Some things for us to take from this message of Correction to the Church in Corinth:

 *We need to be reminded of the subtlety of sin. Sins should not be determined on a cultural basis but rather on a biblical basis. The Corinthians were guilty of a deadly sin, and they hardly seemed to know it. As we observe the exposure of this sin in Corinth by Paul, let us open our own hearts and minds to the Word of God and the Spirit of God, asking as the psalmist did to have our sins exposed and cleansed:

23 Search me, O God, and know my heart; Try me and know my anxious thoughts; 24 And see if there be any hurtful way in me, And lead me in the everlasting way (Psalm 139:23-24).
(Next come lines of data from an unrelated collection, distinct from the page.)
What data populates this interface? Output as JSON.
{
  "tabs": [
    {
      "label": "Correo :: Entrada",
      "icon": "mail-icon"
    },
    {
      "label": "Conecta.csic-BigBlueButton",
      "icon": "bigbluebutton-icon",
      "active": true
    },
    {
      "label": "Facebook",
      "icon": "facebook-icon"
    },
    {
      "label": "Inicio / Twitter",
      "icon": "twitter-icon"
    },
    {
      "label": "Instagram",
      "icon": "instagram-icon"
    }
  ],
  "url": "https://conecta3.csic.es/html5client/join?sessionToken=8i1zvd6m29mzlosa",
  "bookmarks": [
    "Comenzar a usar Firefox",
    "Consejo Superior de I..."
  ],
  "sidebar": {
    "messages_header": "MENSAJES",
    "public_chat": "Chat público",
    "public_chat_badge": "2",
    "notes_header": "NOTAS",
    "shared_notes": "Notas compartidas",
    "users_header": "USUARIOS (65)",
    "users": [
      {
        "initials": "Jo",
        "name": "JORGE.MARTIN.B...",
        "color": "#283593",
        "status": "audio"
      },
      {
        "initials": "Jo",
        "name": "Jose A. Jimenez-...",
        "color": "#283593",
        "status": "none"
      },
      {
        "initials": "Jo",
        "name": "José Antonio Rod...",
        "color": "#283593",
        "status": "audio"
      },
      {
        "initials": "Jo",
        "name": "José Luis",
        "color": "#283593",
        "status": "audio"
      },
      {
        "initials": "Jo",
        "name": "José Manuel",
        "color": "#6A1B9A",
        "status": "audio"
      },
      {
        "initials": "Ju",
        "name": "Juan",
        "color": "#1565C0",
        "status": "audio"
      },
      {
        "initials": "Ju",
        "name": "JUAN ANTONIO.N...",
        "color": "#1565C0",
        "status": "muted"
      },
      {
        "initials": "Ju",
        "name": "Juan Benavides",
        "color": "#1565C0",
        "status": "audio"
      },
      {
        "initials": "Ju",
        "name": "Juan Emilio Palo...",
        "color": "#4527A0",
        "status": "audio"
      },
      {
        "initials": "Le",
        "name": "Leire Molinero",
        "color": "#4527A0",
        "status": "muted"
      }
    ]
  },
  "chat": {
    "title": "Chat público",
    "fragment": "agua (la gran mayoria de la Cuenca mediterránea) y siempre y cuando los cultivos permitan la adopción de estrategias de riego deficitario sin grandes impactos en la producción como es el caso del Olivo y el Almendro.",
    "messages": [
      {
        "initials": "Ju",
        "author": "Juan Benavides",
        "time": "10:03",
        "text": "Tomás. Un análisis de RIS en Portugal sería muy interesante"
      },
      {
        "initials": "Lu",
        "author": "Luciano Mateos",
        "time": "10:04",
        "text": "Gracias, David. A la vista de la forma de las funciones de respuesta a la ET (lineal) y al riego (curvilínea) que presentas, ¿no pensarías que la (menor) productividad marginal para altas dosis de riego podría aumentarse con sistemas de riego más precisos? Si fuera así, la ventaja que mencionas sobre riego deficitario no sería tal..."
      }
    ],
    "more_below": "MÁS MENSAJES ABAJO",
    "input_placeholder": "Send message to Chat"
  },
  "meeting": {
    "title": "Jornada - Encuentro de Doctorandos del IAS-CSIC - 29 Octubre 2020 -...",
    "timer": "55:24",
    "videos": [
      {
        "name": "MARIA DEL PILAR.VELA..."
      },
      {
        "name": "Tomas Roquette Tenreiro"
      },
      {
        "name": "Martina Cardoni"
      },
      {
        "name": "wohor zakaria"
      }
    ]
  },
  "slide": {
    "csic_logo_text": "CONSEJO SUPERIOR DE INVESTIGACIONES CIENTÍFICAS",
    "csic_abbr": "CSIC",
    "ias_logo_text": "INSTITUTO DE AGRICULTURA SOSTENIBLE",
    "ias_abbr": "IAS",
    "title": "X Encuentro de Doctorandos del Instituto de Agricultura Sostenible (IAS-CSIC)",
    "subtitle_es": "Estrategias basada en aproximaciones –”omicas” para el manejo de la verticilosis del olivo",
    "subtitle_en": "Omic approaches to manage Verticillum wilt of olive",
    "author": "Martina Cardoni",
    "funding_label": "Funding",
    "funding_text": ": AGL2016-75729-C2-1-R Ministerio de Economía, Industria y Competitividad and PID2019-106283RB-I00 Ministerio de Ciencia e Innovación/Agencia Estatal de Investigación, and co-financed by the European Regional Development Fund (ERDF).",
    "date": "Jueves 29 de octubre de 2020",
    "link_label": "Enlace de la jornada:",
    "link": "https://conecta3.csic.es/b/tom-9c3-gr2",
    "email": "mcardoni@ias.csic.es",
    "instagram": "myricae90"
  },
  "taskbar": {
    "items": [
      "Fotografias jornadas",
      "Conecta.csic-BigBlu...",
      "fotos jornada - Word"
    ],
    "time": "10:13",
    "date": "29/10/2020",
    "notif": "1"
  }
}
 *We must be alert to the dangers of repeating a ritual without experiencing its reality. God gave the Israelites many symbolic celebrations to observe. Their purpose was to commemorate God’s great acts in the past and to remember His covenant(s) with them. The prophets frequently rebuked the Israelites for repeating the rituals, while forsaking or forgetting the realities behind them. They just went through the motions, their heart wasn’t into it.

We must, we must, Worship The Lord each and every time we Partake of The Lord’s Table. Remember what He did for you, Remember that tremendous price, the great cost our Savior made to redeem you,  and remember what it means to your eternity.

And as we come to celebrate The Lord’s table today may each us Worship & celebrate the Lord’s table with reverence, respect and repentance.